Implements two acquisition functions:

- **nearer**: Greedy distance-based selection - finds unlabeled rows 
  closer to "best" centroid than "rest" centroid
- **likelier**: Adaptive acquisition with multiple modes (xploit, 
  xplor, bore, adapt) using Bayesian likelihood scoring between 
  best vs rest populations

Uses Welford's method for incremental statistics and distance-to-heaven 
scoring for multi-objective ranking. Tree building generates 
interpretable rules via recursive partitioning with minimal leaf sizes.
Contains data structures (Sym/Num columns) and CSV parser. The main 
`likely()` function orchestrates the A,B,C pattern.

### ezrtest.py
Unit tests and example functions demonstrating ezr's capabilities. 
Includes test cases for data loading, distance calculations, tree 
building, and optimization workflows.
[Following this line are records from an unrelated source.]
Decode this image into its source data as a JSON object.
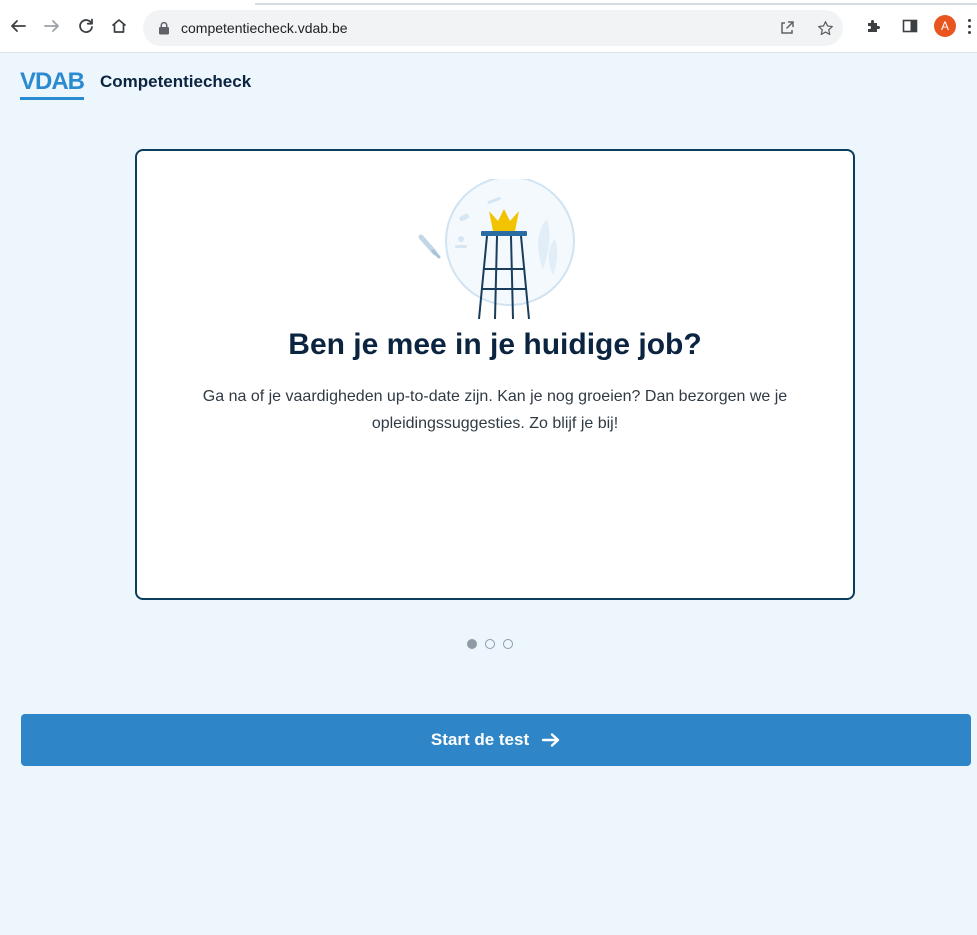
{
  "browser": {
    "url": "competentiecheck.vdab.be",
    "profile_initial": "A",
    "icons": {
      "back": "arrow-left-icon",
      "forward": "arrow-right-icon",
      "reload": "reload-icon",
      "home": "home-icon",
      "lock": "lock-icon",
      "share": "share-icon",
      "bookmark": "star-icon",
      "extensions": "puzzle-icon",
      "sidepanel": "side-panel-icon",
      "menu": "kebab-menu-icon"
    }
  },
  "header": {
    "logo_text": "VDAB",
    "app_title": "Competentiecheck"
  },
  "card": {
    "title": "Ben je mee in je huidige job?",
    "text": "Ga na of je vaardigheden up-to-date zijn. Kan je nog groeien? Dan bezorgen we je opleidingssuggesties. Zo blijf je bij!",
    "illustration": "stool-with-crown-illustration"
  },
  "carousel": {
    "total_slides": 3,
    "active_slide": 1
  },
  "cta": {
    "label": "Start de test",
    "icon": "arrow-right-icon"
  },
  "colors": {
    "page_bg": "#eef6fd",
    "brand_blue": "#2b8bd0",
    "button_blue": "#2e86c9",
    "navy": "#0b2440",
    "card_border": "#0b3d5c",
    "crown_yellow": "#f2c400"
  }
}
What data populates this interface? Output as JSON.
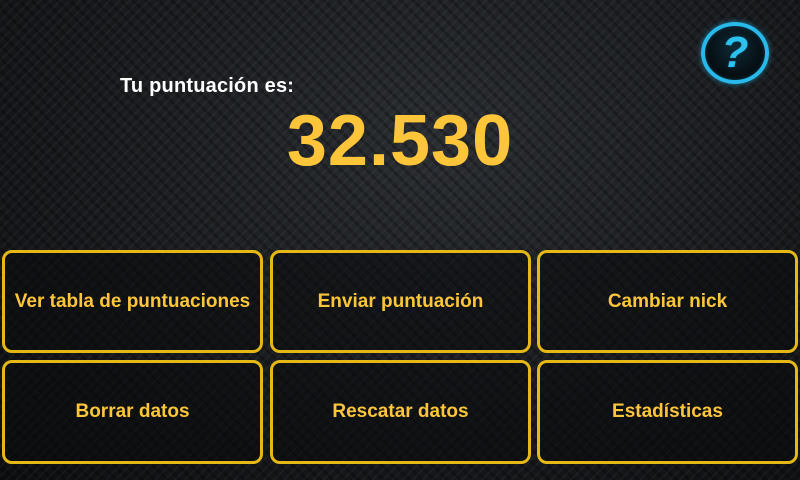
{
  "score": {
    "label": "Tu puntuación es:",
    "value": "32.530"
  },
  "help_button": {
    "glyph": "?",
    "icon": "help-question-icon",
    "color": "#26b9ea"
  },
  "menu": {
    "accent_color": "#e5b816",
    "buttons": [
      {
        "label": "Ver tabla de puntuaciones"
      },
      {
        "label": "Enviar puntuación"
      },
      {
        "label": "Cambiar nick"
      },
      {
        "label": "Borrar datos"
      },
      {
        "label": "Rescatar datos"
      },
      {
        "label": "Estadísticas"
      }
    ]
  }
}
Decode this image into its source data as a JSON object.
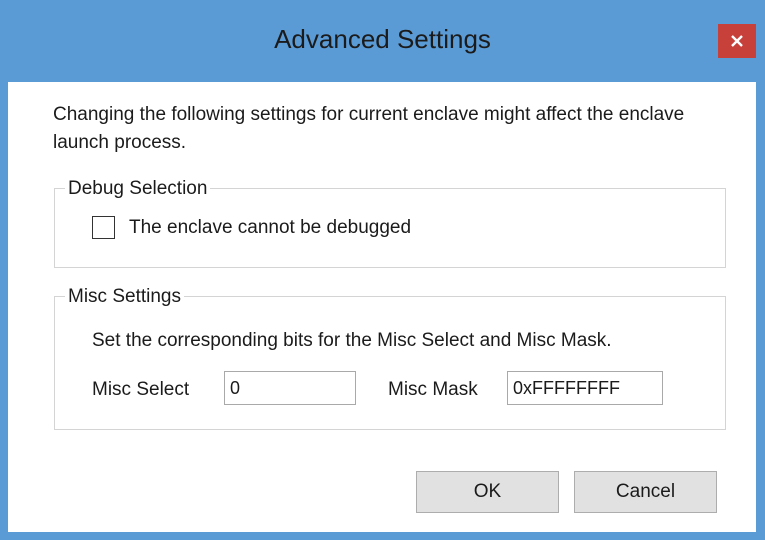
{
  "window": {
    "title": "Advanced Settings",
    "close_icon": "close-icon"
  },
  "intro": {
    "text": "Changing the following settings for current enclave might affect the enclave launch process."
  },
  "debug_group": {
    "legend": "Debug Selection",
    "checkbox_label": "The enclave cannot be debugged",
    "checked": false
  },
  "misc_group": {
    "legend": "Misc Settings",
    "description": "Set the corresponding bits for the Misc Select and Misc Mask.",
    "misc_select_label": "Misc Select",
    "misc_select_value": "0",
    "misc_mask_label": "Misc Mask",
    "misc_mask_value": "0xFFFFFFFF"
  },
  "buttons": {
    "ok": "OK",
    "cancel": "Cancel"
  },
  "colors": {
    "titlebar": "#5b9bd5",
    "close_button": "#c7403a"
  }
}
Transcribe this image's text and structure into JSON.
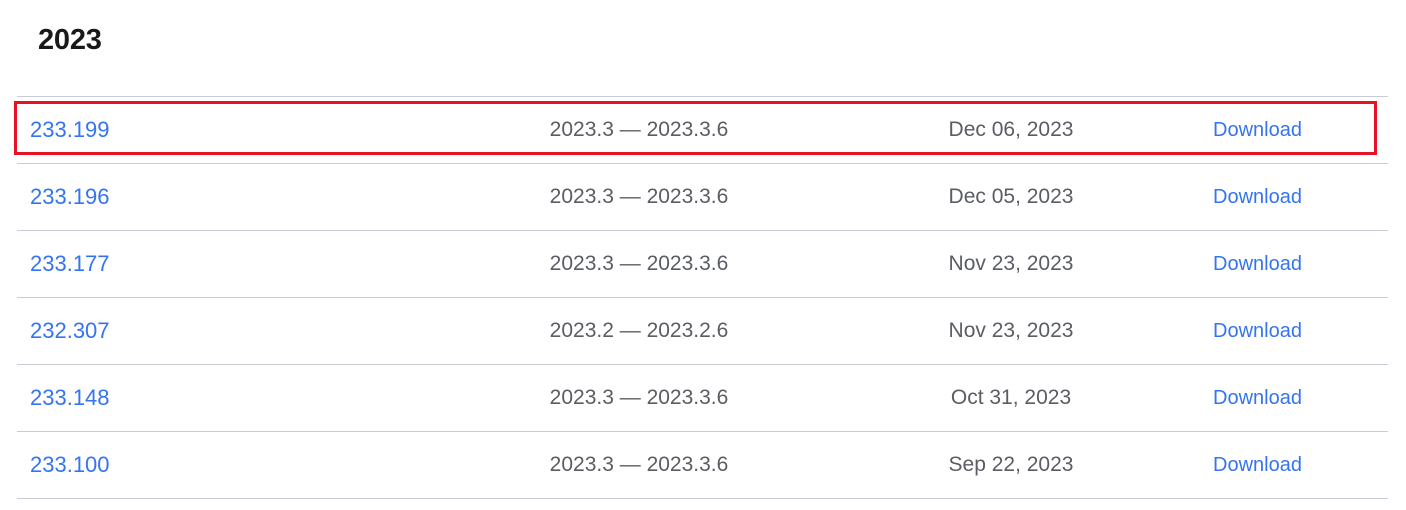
{
  "heading": {
    "year": "2023"
  },
  "colors": {
    "link": "#3574f0",
    "text_muted": "#5a5d63",
    "heading": "#19191c",
    "divider": "#c9ccd6",
    "highlight": "#e81123",
    "background": "#ffffff"
  },
  "table": {
    "download_label": "Download",
    "rows": [
      {
        "build": "233.199",
        "range": "2023.3 — 2023.3.6",
        "date": "Dec 06, 2023",
        "action": "Download",
        "highlighted": true
      },
      {
        "build": "233.196",
        "range": "2023.3 — 2023.3.6",
        "date": "Dec 05, 2023",
        "action": "Download",
        "highlighted": false
      },
      {
        "build": "233.177",
        "range": "2023.3 — 2023.3.6",
        "date": "Nov 23, 2023",
        "action": "Download",
        "highlighted": false
      },
      {
        "build": "232.307",
        "range": "2023.2 — 2023.2.6",
        "date": "Nov 23, 2023",
        "action": "Download",
        "highlighted": false
      },
      {
        "build": "233.148",
        "range": "2023.3 — 2023.3.6",
        "date": "Oct 31, 2023",
        "action": "Download",
        "highlighted": false
      },
      {
        "build": "233.100",
        "range": "2023.3 — 2023.3.6",
        "date": "Sep 22, 2023",
        "action": "Download",
        "highlighted": false
      }
    ]
  }
}
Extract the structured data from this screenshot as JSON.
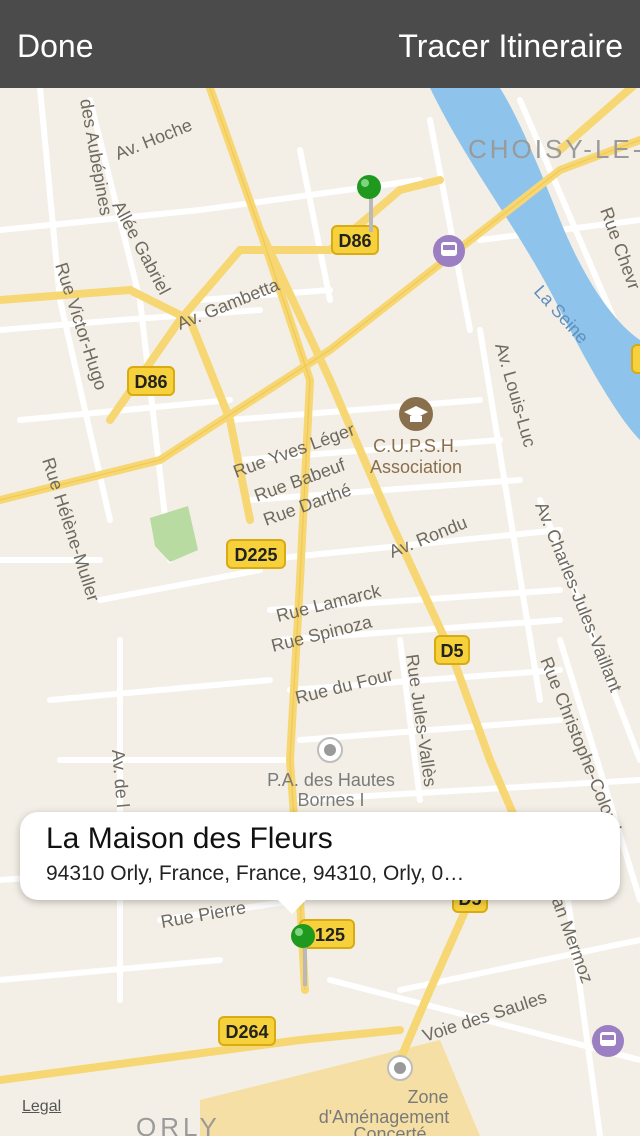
{
  "toolbar": {
    "done_label": "Done",
    "route_label": "Tracer Itineraire"
  },
  "callout": {
    "title": "La Maison des Fleurs",
    "subtitle": "94310 Orly, France, France, 94310, Orly, 0…"
  },
  "map": {
    "legal": "Legal",
    "city_choisy": "CHOISY-LE-",
    "city_orly": "ORLY",
    "river": "La Seine",
    "poi_cupsh_1": "C.U.P.S.H.",
    "poi_cupsh_2": "Association",
    "poi_pa_1": "P.A. des Hautes",
    "poi_pa_2": "Bornes I",
    "poi_zone_1": "Zone",
    "poi_zone_2": "d'Aménagement",
    "poi_zone_3": "Concerté",
    "shields": {
      "d86_a": "D86",
      "d86_b": "D86",
      "d225": "D225",
      "d5": "D5",
      "d125": "125",
      "d264": "D264",
      "d5b": "D5"
    },
    "streets": {
      "hoche": "Av. Hoche",
      "aubepines": "des Aubépines",
      "gabriel": "Allée Gabriel",
      "gambetta": "Av. Gambetta",
      "victor_hugo": "Rue Victor-Hugo",
      "helene": "Rue Hélène-Muller",
      "yves": "Rue Yves Léger",
      "babeuf": "Rue Babeuf",
      "darthe": "Rue Darthé",
      "rondu": "Av. Rondu",
      "lamarck": "Rue Lamarck",
      "spinoza": "Rue Spinoza",
      "four": "Rue du Four",
      "valles": "Rue Jules-Vallès",
      "louis_luc": "Av. Louis-Luc",
      "vaillant": "Av. Charles-Jules-Vaillant",
      "christophe": "Rue Christophe-Colomb",
      "mermoz": "Jean Mermoz",
      "saules": "Voie des Saules",
      "pierre": "Rue Pierre",
      "chevre": "Rue Chevr",
      "ave_de": "Av. de l"
    }
  },
  "colors": {
    "bar": "#4b4b4b",
    "land": "#f3efe6",
    "road_major": "#f7d774",
    "water": "#8ec3ec",
    "park": "#b7dba0",
    "pin": "#1f9a1f",
    "transit": "#9b7fc2"
  }
}
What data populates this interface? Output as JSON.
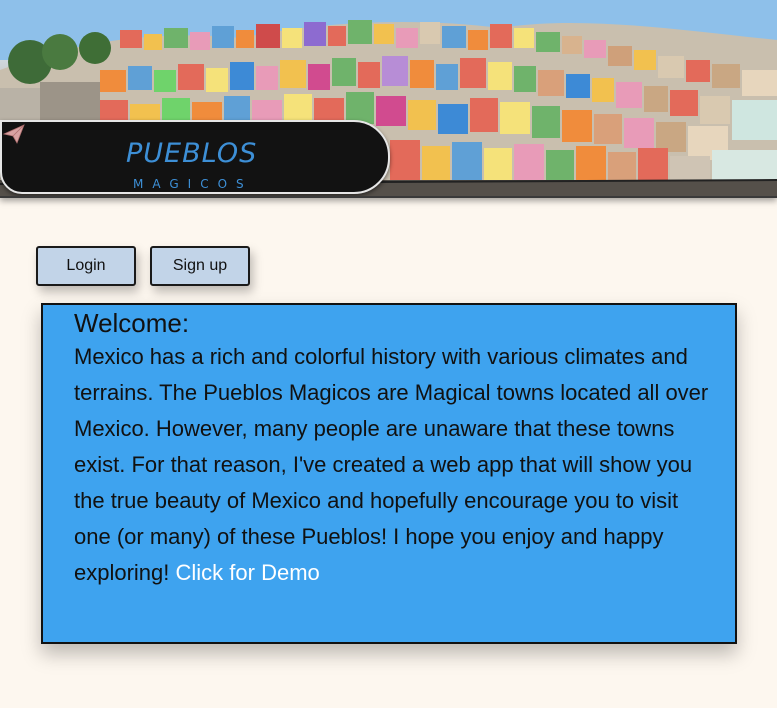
{
  "header": {
    "logo_title": "PUEBLOS",
    "logo_subtitle": "MAGICOS",
    "logo_icon": "paper-plane-icon",
    "banner_image": "colorful-hillside-town-photo"
  },
  "auth": {
    "login_label": "Login",
    "signup_label": "Sign up"
  },
  "welcome": {
    "title": "Welcome:",
    "body": "Mexico has a rich and colorful history with various climates and terrains. The Pueblos Magicos are Magical towns located all over Mexico. However, many people are unaware that these towns exist. For that reason, I've created a web app that will show you the true beauty of Mexico and hopefully encourage you to visit one (or many) of these Pueblos! I hope you enjoy and happy exploring!",
    "demo_link": "Click for Demo"
  },
  "colors": {
    "page_background": "#fdf7ef",
    "button_background": "#c2d4e8",
    "panel_background": "#3ea3ef",
    "logo_text": "#3d8fd6",
    "link_text": "#ffffff"
  }
}
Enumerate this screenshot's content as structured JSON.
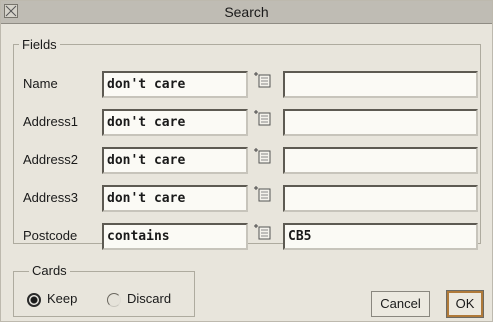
{
  "window": {
    "title": "Search"
  },
  "fields_group": {
    "label": "Fields",
    "rows": [
      {
        "label": "Name",
        "condition": "don't care",
        "value": ""
      },
      {
        "label": "Address1",
        "condition": "don't care",
        "value": ""
      },
      {
        "label": "Address2",
        "condition": "don't care",
        "value": ""
      },
      {
        "label": "Address3",
        "condition": "don't care",
        "value": ""
      },
      {
        "label": "Postcode",
        "condition": "contains",
        "value": "CB5"
      }
    ]
  },
  "cards_group": {
    "label": "Cards",
    "options": [
      {
        "label": "Keep",
        "selected": true
      },
      {
        "label": "Discard",
        "selected": false
      }
    ]
  },
  "buttons": {
    "cancel": "Cancel",
    "ok": "OK"
  },
  "icons": {
    "close": "close-icon",
    "menu": "menu-popup-icon"
  },
  "colors": {
    "titlebar": "#bfbcb4",
    "default_button_ring": "#b07a3a"
  }
}
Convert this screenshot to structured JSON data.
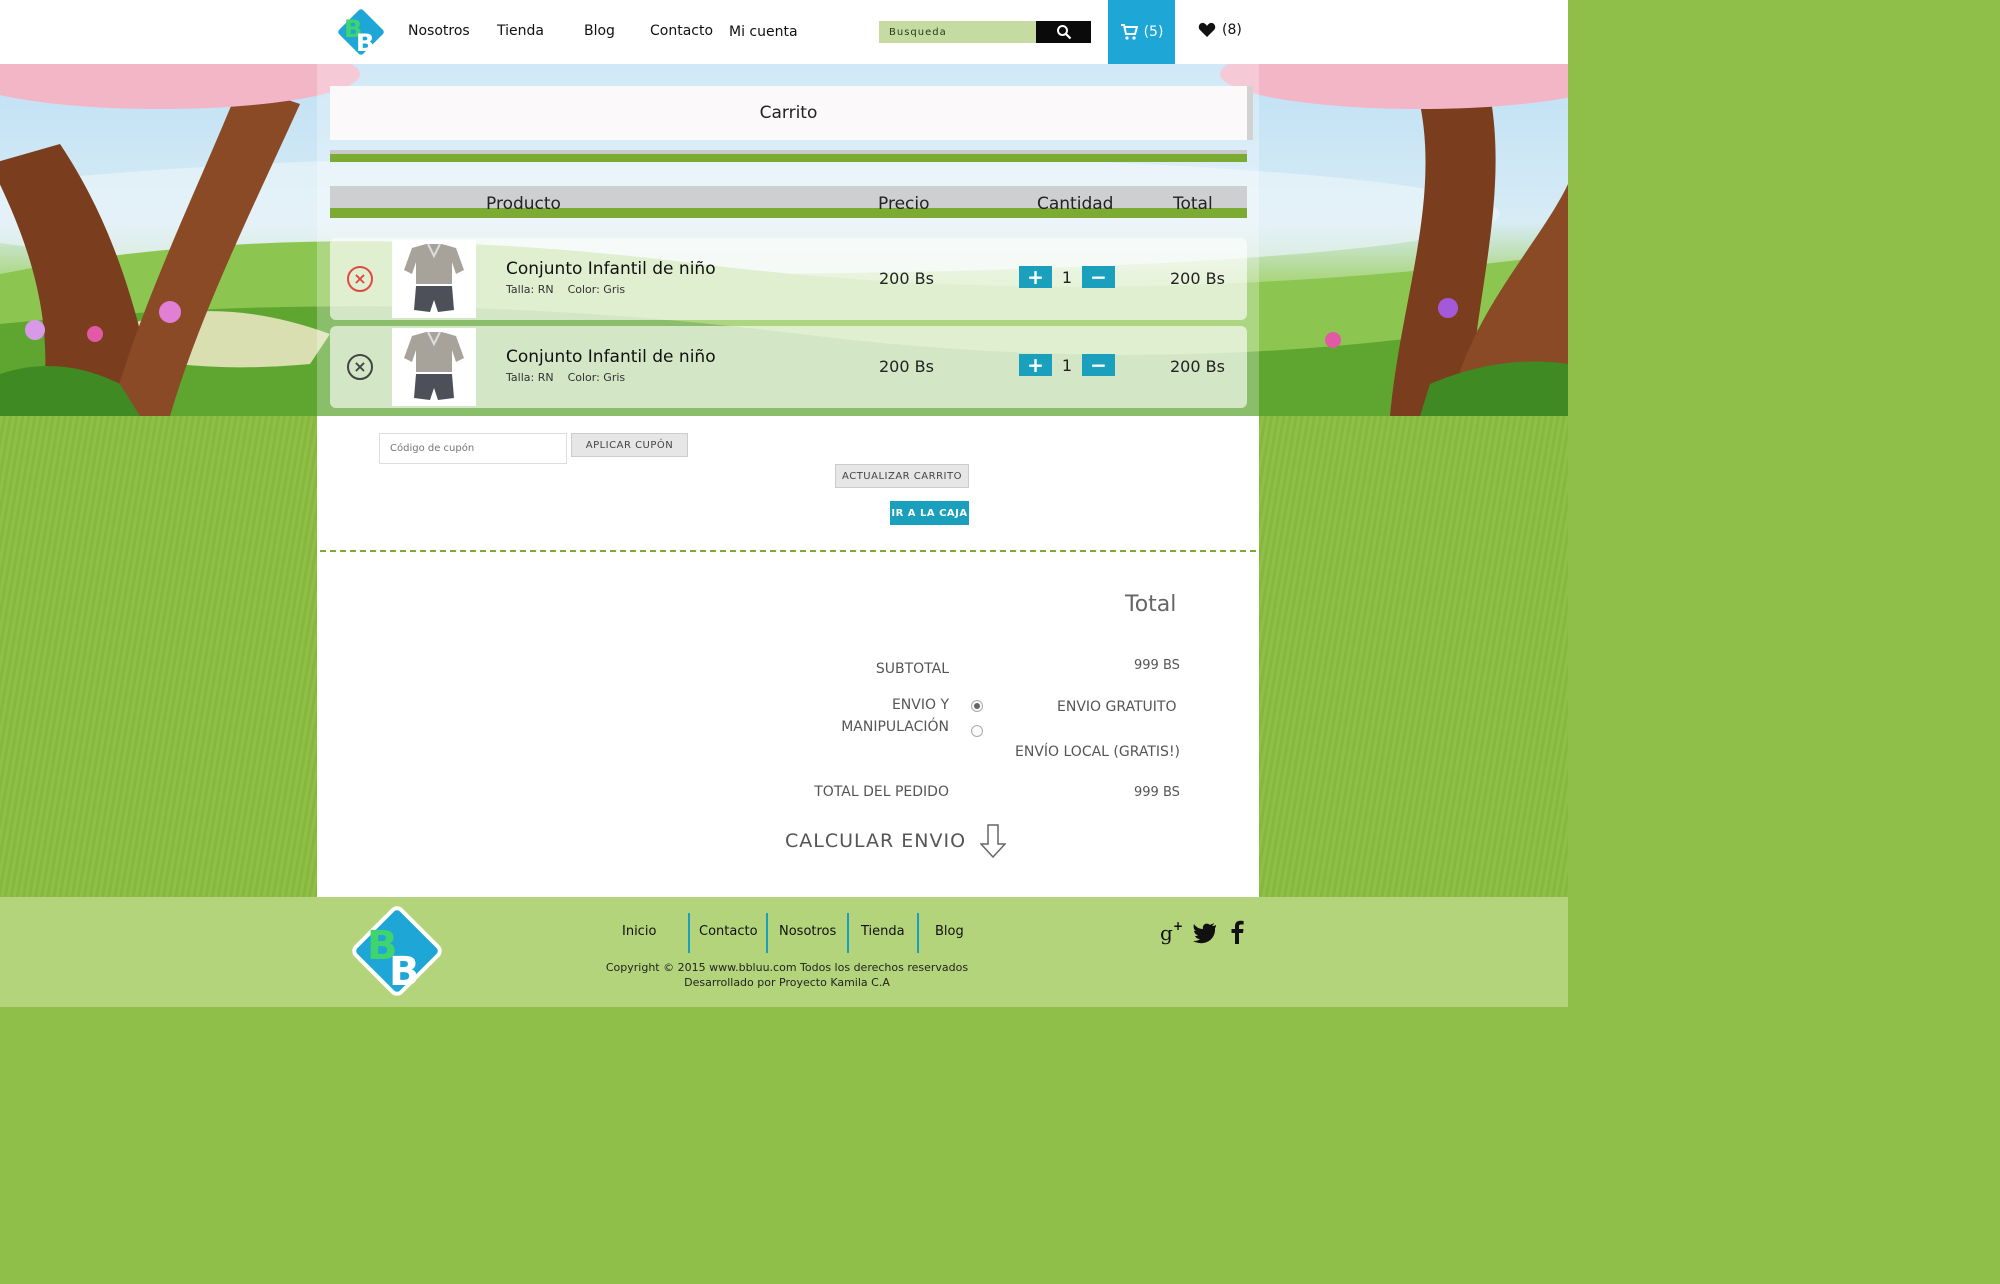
{
  "header": {
    "nav": [
      "Nosotros",
      "Tienda",
      "Blog",
      "Contacto",
      "Mi cuenta"
    ],
    "search_placeholder": "Busqueda",
    "cart_count": "(5)",
    "favorites_count": "(8)"
  },
  "cart": {
    "title": "Carrito",
    "columns": {
      "product": "Producto",
      "price": "Precio",
      "quantity": "Cantidad",
      "total": "Total"
    },
    "items": [
      {
        "name": "Conjunto Infantil de niño",
        "size": "Talla: RN",
        "color": "Color: Gris",
        "price": "200 Bs",
        "quantity": "1",
        "total": "200 Bs"
      },
      {
        "name": "Conjunto Infantil de niño",
        "size": "Talla: RN",
        "color": "Color: Gris",
        "price": "200 Bs",
        "quantity": "1",
        "total": "200 Bs"
      }
    ],
    "coupon_placeholder": "Código de cupón",
    "apply_coupon": "APLICAR CUPÓN",
    "update_cart": "ACTUALIZAR CARRITO",
    "checkout": "IR A LA CAJA"
  },
  "totals": {
    "heading": "Total",
    "subtotal_label": "SUBTOTAL",
    "subtotal_value": "999 BS",
    "shipping_label_1": "ENVIO Y",
    "shipping_label_2": "MANIPULACIÓN",
    "shipping_option_1": "ENVIO GRATUITO",
    "shipping_option_2": "ENVÍO LOCAL (GRATIS!)",
    "order_total_label": "TOTAL DEL PEDIDO",
    "order_total_value": "999 BS",
    "calculate_shipping": "CALCULAR ENVIO"
  },
  "footer": {
    "nav": [
      "Inicio",
      "Contacto",
      "Nosotros",
      "Tienda",
      "Blog"
    ],
    "copyright": "Copyright © 2015 www.bbluu.com Todos los derechos reservados",
    "developer": "Desarrollado por Proyecto Kamila C.A"
  },
  "colors": {
    "accent": "#1da6d6",
    "green": "#7cab34",
    "remove_active": "#e04848"
  },
  "icons": [
    "search-icon",
    "cart-icon",
    "heart-icon",
    "remove-icon",
    "plus-icon",
    "minus-icon",
    "arrow-down-icon",
    "google-plus-icon",
    "twitter-icon",
    "facebook-icon"
  ]
}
Examples can be run directly 
from command line using the eg_* function pattern.

### stats.py
Statistical utilities for comparing treatments and ranking results. 
Implements significance testing, effect size calculations, and 
ranking algorithms used in the experimental evaluation framework.
Handles the statistical analysis needed for comparing different
acquisition functions and optimization approaches.

**Key Design Principle**: Incremental updates throughout - statistics, 
populations, and centroids are maintained incrementally rather than 
recomputed, enabling sub-second runtimes even on large datasets.